= Villa Meyer =

Villa Meyer (1925–1926) is an unbuilt project which was supposed to be built in Neuilly-sur-Seine, in downtown Paris. Four designs were created for this house by Swiss-French architect Le Corbusier, but it was never built. This is the first project into which Le Corbusier incorporated "free plan" and "free facade" into his design. These ideas later become two of Corbusier's famous Five Points of Architecture. Domino Frame is also an outcome of this experimental design, which became the dominant design concept of Corbusier's later works.

Most of the design drawings are published in the Le Corbusier File, a book that collects most of Le Corbusier's work. Forty-three plans were collected under the name of "Villa Meyer."

==Four Versions==

===April–May, 1925===
For the first version of the Villa Meyer, Le Corbusier chose a plot on Avenue Madrid. The plan is characterized by its "ring" feature, which creates a continuous central ramp extending to the top of the house. The entire house is built around the ramp. The house includes a central hall, affording a high degree of privacy to the occupants.

===October, 1925===
The second version incorporated significant changes. The centralized plan was replaced with a rectangular plan. The cored ramp was also replaced with an attached spiral ramp. In this design, Corbusier also utilized another design methodology, the rhythmic component of the "bay module". He defined three type of bay to construct the house, Bay A which is 5 meters, B is 2.5 meters and C is around 1.25-1.5 meters. In this project he used CABAB and CAAA as two kinds of spatial arrangement.

===April, 1926===
In the third design, the spiral ramp is removed, and the "A, B, C" bay arrangement became the most important thesis in this project.

===June 1926===
This is the final project for Villa Meyer. This project is more focused on the overhang roof garden and the "A, B, C" bay arrangement. This was also the first design that used both free facade and free plan. The design includes a ramp connecting the three floors, and a double-height outdoor space incorporated into the building volume.

At this stage, the client hired another architect to design the residence, so we do not know exactly in which location Le Corbuiser wished to construct this house.

==Relationship to landscape and surroundings==
The gardens and the house of La Folie Saint-James, next to the Bois de Boulogne, are one of the best-known surviving designs by Belanger. Another of Belanger's extant buildings, Bagatelle, is located in the Bois de Boulogne, within close walking distance of the Folie Saint-James, though in its altered post-nineteenth-century state.
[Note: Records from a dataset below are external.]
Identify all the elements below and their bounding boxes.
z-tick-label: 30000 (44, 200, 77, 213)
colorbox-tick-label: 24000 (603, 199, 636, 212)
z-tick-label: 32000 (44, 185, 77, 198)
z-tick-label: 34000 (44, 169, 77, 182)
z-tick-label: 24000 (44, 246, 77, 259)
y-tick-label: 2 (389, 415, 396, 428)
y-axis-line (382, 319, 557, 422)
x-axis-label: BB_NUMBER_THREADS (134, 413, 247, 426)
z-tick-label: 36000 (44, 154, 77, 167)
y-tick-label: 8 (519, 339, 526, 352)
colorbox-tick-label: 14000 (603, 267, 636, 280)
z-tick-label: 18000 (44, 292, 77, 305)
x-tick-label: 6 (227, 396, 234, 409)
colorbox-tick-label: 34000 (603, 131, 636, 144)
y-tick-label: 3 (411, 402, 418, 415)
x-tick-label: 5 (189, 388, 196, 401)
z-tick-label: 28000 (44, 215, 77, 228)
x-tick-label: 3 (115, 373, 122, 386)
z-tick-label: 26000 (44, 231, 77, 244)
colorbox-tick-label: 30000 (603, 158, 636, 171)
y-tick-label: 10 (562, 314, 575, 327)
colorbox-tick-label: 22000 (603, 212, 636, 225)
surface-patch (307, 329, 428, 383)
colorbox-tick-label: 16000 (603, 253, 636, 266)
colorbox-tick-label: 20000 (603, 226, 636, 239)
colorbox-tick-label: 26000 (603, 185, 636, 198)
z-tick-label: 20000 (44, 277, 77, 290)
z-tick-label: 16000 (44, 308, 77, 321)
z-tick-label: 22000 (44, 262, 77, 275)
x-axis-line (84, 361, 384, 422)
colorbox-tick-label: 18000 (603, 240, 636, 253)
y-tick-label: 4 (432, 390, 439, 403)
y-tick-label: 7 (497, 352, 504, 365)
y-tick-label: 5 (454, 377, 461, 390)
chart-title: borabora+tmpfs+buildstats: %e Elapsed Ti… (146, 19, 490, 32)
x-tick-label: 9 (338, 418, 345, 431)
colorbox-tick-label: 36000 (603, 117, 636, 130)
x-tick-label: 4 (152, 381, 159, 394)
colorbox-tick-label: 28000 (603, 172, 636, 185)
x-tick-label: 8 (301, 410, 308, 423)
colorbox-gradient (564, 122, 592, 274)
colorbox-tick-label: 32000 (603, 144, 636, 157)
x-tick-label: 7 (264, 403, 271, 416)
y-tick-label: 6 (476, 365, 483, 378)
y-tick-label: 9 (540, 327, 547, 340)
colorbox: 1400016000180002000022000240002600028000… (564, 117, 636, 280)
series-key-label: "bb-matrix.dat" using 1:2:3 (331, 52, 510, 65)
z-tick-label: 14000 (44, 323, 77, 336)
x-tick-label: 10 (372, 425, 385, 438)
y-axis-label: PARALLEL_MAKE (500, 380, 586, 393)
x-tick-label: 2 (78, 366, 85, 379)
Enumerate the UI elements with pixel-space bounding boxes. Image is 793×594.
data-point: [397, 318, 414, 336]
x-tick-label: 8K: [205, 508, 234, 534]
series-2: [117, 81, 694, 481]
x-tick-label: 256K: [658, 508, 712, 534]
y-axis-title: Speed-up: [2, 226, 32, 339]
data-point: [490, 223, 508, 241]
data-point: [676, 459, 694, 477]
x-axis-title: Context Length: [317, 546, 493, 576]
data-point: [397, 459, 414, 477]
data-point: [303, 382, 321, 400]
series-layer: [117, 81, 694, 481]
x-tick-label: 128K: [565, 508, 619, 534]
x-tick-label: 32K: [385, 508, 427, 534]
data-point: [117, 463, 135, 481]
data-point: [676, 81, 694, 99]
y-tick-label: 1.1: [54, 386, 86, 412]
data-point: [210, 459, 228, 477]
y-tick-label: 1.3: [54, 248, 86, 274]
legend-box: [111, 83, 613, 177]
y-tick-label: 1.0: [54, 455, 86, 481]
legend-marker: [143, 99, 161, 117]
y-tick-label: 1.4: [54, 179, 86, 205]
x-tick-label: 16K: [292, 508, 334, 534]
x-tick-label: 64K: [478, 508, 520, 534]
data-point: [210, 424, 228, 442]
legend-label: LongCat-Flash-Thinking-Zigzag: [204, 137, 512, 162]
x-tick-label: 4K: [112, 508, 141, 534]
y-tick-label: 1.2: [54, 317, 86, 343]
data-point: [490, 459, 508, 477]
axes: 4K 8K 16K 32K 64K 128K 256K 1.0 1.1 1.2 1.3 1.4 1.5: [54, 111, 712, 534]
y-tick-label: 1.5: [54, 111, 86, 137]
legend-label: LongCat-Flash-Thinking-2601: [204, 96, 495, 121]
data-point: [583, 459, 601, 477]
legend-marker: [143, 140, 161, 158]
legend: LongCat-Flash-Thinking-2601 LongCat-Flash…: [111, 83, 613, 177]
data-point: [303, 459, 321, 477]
This area lies next to Avenue Charles de Gaulle, the main axis of Paris, 3 km from the Arc de Triomphe. The house oriented toward west, opposite direction from downtown Paris.

Behind the swimming pool and service rooms, you would take breakfast... From the boudoir, you have gone up onto a roof with neither slates nor tiles, but a solarium and swimming pool with grass growing between the paving slabs. Above you is the sky. With the surroundings walls, no one could see you. In the evening you would see the stars and the sombre mass of the trees in the Folie St. James. Like Robinson (nearby on the Seine), rather like Carpaccio's paintings. A divertissement... This garden is not a French formal garden but a small wilderness where, thanks to the woods of the Parc St. James, one can imagine oneself far away from Paris.

In 1925, on a drawing for the Villa Meyer project, Le Corbusier depicted in the margins, in a small thumbnail sketch, Belanger's Folie Saint-James while, in a letter to the owners, he described how it lies 'face à un site hautement classique'. He stated his intention of choosing highly oriented plan. One reason was creating this feeling of "away from Paris"; the other reason is the consideration of privacy. Two houses were built adjacent to this house. Privacy became a big consideration in his design. This is also part of his letter to this land owner.

==The Final Rejection==
Though Le Corbusier was infatuated by this plot and put so much effort, they are still fired him for unknown reasons. This is the letter written by the landowner, Mme Hirtz:

Dear Sir,
Given the monetary crisis through which we are passing, I find myself under the obligation of breaking off our discussions. I am very sorry about this, but I hope that it will eventually be possible to reopen them – this is my sincere wish – on my return from holiday.

It is regrettable that this project was never built. But it had a lot of influence on Le Corbusier's later projects, including the Villa Stein-de Monzie and Villa Cook.

==Postscript: a further rejection==
When Le Corbusier was asked in 1928 to design a house for the writer Victoria Ocampo in Buenos Aires, he made some quick changes to the Villa Meyer design and sent it to her. She chose instead to build a design by Alejandro Bustillo.